On August 17, 2016, the Consumer Product Safety Commission (CPSC) issued a notice of proposed rulemaking that would reduce the burden of testing for phthalates in children’s toys and child care articles. Phthalates are commonly used to soften plastics and as components of paints and adhesives. Under the proposed rule, third party laboratory testing for certain phthalates would no longer be required for four plastics—Polypropylene (PP), Polyethylene (PE), High-impact polystyrene (HIPS), and Acrylonitrile butadiene styrene (ABS)with specified additives.
Under the Consumer Product Safety Improvement Act of 2008 (CPSIA), manufacturers (including importers) are required to certify, based upon testing by an accredited third party lab accepted by CPSC, that a children’s product complies with all CPSC-enforced standards before the product is imported or distributed in commerce. Among the numerous CPSC-enforced standards for which a manufacturer is required to test using a third party lab are limits on certain phthalates. Section 108 of the CPSIA prohibits six types of phthalates in a concentration above 0.1 percent in children’s toys and child care articles —di-(2-ethylhexyl) phthalate (DEHP), dibutyl phthalate (DBP), benzyl butyl phthalate (BBP), diisononyl phthalate (DINP), diisodecyl phthalate (DIDP), and di-n-octyl phthalate (DnOP). Congress directed CPSC to seek opportunities to reduce third party testing burdens and authorized CPSC to issue new or revised third party testing regulations if the Commission determines “that such regulations will reduce third party testing costs consistent with assuring compliance with the applicable consumer product safety rules, bans, standards, and regulations.”
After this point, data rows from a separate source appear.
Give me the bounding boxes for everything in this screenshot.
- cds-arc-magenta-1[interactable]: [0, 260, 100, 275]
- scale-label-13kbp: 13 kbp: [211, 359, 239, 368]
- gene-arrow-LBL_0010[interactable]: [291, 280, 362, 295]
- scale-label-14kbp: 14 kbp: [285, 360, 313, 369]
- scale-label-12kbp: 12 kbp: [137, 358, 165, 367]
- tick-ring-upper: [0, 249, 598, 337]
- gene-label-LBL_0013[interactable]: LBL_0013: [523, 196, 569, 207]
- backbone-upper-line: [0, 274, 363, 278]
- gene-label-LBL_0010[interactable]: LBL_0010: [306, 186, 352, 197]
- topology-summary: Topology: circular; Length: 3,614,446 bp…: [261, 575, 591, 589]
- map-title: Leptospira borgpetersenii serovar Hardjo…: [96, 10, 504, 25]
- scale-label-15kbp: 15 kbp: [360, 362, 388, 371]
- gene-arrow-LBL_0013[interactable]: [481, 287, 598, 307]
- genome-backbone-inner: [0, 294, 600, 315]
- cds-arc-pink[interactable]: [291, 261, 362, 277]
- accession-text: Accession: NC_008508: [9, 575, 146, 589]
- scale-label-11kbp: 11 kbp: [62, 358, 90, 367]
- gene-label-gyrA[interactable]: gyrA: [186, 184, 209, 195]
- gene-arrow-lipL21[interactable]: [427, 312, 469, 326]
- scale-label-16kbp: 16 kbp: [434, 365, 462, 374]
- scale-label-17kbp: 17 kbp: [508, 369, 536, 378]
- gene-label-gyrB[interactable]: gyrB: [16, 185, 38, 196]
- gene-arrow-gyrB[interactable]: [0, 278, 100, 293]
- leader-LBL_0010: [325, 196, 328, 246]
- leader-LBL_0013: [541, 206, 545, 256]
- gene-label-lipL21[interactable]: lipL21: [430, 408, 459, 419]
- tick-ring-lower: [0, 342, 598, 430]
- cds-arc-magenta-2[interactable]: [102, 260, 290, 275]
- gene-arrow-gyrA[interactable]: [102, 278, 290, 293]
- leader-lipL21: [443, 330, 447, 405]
CPSC contracted with the Toxicology Excellence for Risk Assessment (TERA) to conduct research on four types of plastic (PP, PE, HIPS, and ABS) to determine whether these plastics (with specified additives) contain certain phthalates in concentrations in excess of 0.1 percent. TERA reviewed 11 phthalates—six prohibited by statute and others that CPSC has proposed to add to the prohibited phthalates list. TERA found that the plastics did not contain any of the 11 phthalates in a concentration in excess of 0.1 percent. Thus, CPSC concluded that third party testing for the six phthalates (currently prohibited) is not necessary for PP, PE, HIPS, and ABS when combined with the specified additives (as the additives were found not to contain the prohibited phthalates.)
This new rule would not change the underlying obligation to comply with Section 108 phthalate prohibitions, but would provide some relief from required testing for manufacturers and importers.